VERGİ GENİŞ KİTLELERE ADİL BİR ŞEKİLDE YANSITILSIN
Yazının devamında şunlar kaydedildi:
"Türk-İş olarak ücret kazançları bakımından, asgari ücretten alınan verginin kaldırılması temel talebimizi tekrarlamak isteriz. 'En az geçim indirimi' uygulamasıyla da, belirlenecek tutarın üzerinde bir gelir elde edilmesi sonrasında vergilendirmenin başlaması sağlanmalıdır. Öte yandan, ücret geliri elde eden kişilerin giderlerini ödedikleri vergiden indirememelerinin doğurduğu anayasal eşitlik ilkesine aykırılık halini karşılayabilmek için, tıpkı gayrimenkul sermaye iratlarında olduğu gibi, yüzde 25'lik götürü gider indiriminin yapılması olumlu bir adım olacaktır.
"En düşük gelirli kesimlerin tasarruf yapabilir duruma gelmeleri için tüketim vergi yükünün (dolaylı verginin) azaltılması gerekmektedir. Özellikle istihdamı teşvik etmeye yönelik olmak üzere çalışanlarda konut grubuna giren elektrik, su, doğalgaz gibi ürünlerin KDV oranları tüketim seviyelerine göre farklılaştırılmalıdır.
"Düşük gelirli hane halkının tüketiminde önemli payı olan gıda ve alkolsüz içecekler, eğitim, sağlık ile giyim ve ayakkabı grubu için halen indirimli vergi oranı uygulanmaktaysa da düşük gelirli ailelerin tüketim vergi payını azaltmak için bu oranın daha da aşağıya çekilmesi sağlanmalıdır.
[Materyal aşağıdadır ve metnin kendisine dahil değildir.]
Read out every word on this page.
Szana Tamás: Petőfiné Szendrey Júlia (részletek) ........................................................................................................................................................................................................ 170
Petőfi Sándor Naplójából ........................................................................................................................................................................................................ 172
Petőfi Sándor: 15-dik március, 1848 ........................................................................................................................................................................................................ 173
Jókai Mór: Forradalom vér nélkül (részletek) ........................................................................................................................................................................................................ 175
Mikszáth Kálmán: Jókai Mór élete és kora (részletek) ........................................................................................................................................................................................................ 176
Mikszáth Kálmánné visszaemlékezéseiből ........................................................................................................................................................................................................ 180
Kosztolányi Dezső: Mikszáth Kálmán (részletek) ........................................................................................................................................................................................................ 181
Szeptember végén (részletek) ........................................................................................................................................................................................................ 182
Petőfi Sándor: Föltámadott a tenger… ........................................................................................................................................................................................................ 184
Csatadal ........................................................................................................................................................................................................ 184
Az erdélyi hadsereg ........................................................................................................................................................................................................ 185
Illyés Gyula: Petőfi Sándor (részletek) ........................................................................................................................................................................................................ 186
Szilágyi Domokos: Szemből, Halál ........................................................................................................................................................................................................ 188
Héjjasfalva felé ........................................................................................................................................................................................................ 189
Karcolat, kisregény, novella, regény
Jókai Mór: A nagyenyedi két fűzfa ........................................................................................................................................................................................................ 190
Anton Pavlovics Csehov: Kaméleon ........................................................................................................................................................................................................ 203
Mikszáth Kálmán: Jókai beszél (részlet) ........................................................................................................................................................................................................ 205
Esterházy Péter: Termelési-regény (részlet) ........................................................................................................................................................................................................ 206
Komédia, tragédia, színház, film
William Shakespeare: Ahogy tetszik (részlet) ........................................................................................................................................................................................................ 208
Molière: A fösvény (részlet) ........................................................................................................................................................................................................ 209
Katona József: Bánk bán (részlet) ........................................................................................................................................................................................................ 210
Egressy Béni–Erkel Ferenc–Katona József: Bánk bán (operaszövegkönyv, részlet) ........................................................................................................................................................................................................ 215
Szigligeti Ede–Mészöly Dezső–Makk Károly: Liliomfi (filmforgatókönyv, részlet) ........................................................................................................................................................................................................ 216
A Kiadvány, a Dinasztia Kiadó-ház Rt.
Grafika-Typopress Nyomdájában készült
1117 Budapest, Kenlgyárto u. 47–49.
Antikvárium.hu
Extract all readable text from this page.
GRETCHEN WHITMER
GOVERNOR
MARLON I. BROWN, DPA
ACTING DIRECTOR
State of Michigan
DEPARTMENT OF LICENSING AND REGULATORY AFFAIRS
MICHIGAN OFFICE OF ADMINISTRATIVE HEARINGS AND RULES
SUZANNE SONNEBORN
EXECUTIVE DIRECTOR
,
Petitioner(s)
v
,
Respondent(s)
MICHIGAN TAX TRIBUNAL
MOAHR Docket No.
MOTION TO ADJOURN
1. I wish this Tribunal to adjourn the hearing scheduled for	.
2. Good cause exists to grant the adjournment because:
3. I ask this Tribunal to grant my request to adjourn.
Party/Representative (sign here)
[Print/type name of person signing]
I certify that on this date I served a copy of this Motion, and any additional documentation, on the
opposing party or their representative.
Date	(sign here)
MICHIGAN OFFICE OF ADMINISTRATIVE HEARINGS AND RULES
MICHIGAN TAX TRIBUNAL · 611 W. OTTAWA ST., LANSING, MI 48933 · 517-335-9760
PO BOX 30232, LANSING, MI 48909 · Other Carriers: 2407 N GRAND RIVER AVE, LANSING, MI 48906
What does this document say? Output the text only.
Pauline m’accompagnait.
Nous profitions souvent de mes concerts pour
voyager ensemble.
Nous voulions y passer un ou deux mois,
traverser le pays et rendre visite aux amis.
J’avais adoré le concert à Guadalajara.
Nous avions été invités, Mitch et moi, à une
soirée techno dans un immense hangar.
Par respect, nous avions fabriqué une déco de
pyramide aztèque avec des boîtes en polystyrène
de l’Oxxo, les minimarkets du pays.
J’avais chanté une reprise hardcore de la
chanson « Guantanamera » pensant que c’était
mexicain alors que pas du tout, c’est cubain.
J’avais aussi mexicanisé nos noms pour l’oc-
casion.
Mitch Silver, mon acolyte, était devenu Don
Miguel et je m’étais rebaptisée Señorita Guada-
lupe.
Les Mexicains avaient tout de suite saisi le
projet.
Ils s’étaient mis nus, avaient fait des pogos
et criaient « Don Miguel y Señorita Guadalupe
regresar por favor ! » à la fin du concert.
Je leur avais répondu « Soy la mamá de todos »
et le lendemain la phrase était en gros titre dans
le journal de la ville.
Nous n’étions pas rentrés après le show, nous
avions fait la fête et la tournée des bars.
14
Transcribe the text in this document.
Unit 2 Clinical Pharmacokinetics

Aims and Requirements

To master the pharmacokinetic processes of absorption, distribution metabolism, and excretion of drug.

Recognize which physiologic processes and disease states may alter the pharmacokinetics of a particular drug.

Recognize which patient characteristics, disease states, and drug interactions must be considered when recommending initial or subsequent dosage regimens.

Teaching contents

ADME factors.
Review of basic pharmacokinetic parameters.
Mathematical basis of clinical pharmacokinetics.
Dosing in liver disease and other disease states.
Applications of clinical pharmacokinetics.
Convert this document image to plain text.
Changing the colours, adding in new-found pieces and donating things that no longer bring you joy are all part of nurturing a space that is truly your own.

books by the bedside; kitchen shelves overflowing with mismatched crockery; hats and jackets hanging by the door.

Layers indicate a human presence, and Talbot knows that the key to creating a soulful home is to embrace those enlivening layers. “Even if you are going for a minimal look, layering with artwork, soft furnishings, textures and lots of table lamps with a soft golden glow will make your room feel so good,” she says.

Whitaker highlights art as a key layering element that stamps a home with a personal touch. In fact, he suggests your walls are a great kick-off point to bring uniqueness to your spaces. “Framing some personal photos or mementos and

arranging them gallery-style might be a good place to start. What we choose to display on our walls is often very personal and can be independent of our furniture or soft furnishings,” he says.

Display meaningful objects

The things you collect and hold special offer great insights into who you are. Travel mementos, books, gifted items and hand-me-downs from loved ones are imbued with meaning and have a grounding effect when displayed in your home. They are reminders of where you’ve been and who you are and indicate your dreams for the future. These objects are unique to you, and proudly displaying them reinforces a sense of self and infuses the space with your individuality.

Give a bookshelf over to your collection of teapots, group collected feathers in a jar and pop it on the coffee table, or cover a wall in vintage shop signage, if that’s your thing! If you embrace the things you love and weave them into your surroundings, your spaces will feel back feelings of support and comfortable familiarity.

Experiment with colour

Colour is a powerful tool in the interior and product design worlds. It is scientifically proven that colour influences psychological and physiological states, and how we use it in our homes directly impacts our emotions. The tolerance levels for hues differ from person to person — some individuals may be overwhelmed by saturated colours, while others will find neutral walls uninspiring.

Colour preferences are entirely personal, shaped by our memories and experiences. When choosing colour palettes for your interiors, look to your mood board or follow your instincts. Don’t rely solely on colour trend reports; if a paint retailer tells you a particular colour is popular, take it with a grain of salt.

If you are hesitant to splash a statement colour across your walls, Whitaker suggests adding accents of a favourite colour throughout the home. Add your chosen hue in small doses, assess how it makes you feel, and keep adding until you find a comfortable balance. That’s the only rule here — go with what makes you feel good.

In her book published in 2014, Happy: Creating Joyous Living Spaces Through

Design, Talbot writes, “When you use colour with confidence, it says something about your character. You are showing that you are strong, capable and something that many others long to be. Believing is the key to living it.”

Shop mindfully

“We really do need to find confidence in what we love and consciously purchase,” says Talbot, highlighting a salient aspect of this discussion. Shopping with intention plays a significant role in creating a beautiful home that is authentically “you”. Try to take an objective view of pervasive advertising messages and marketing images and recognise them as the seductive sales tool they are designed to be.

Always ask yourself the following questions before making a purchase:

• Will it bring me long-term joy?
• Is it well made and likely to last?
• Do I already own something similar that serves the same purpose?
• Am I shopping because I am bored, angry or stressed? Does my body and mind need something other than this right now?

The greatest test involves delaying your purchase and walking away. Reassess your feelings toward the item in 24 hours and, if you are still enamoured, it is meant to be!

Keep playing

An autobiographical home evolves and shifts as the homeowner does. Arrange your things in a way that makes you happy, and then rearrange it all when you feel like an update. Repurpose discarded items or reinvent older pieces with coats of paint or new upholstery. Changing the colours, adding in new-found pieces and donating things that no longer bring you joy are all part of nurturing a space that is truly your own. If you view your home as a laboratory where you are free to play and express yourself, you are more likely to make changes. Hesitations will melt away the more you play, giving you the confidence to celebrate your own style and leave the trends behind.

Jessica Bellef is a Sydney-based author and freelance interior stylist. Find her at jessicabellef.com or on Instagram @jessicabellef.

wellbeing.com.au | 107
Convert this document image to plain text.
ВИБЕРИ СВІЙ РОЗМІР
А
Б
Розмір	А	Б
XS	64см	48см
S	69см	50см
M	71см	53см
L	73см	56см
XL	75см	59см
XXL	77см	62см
"Türkiye'de vergi alanında yapılacak 'reform' ancak ücretliler aleyhine var olan bu adaletsiz yapının değiştirilmesiyle mümkün olacaktır. Öncelikle emek üzerindeki vergi yükünün azaltılması ve verginin geniş kitlelere adil bir şekilde yansımasının sağlanması gerekmektedir. Gelir vergisi tarife basamakları ve oranları acil olarak güncellenmelidir."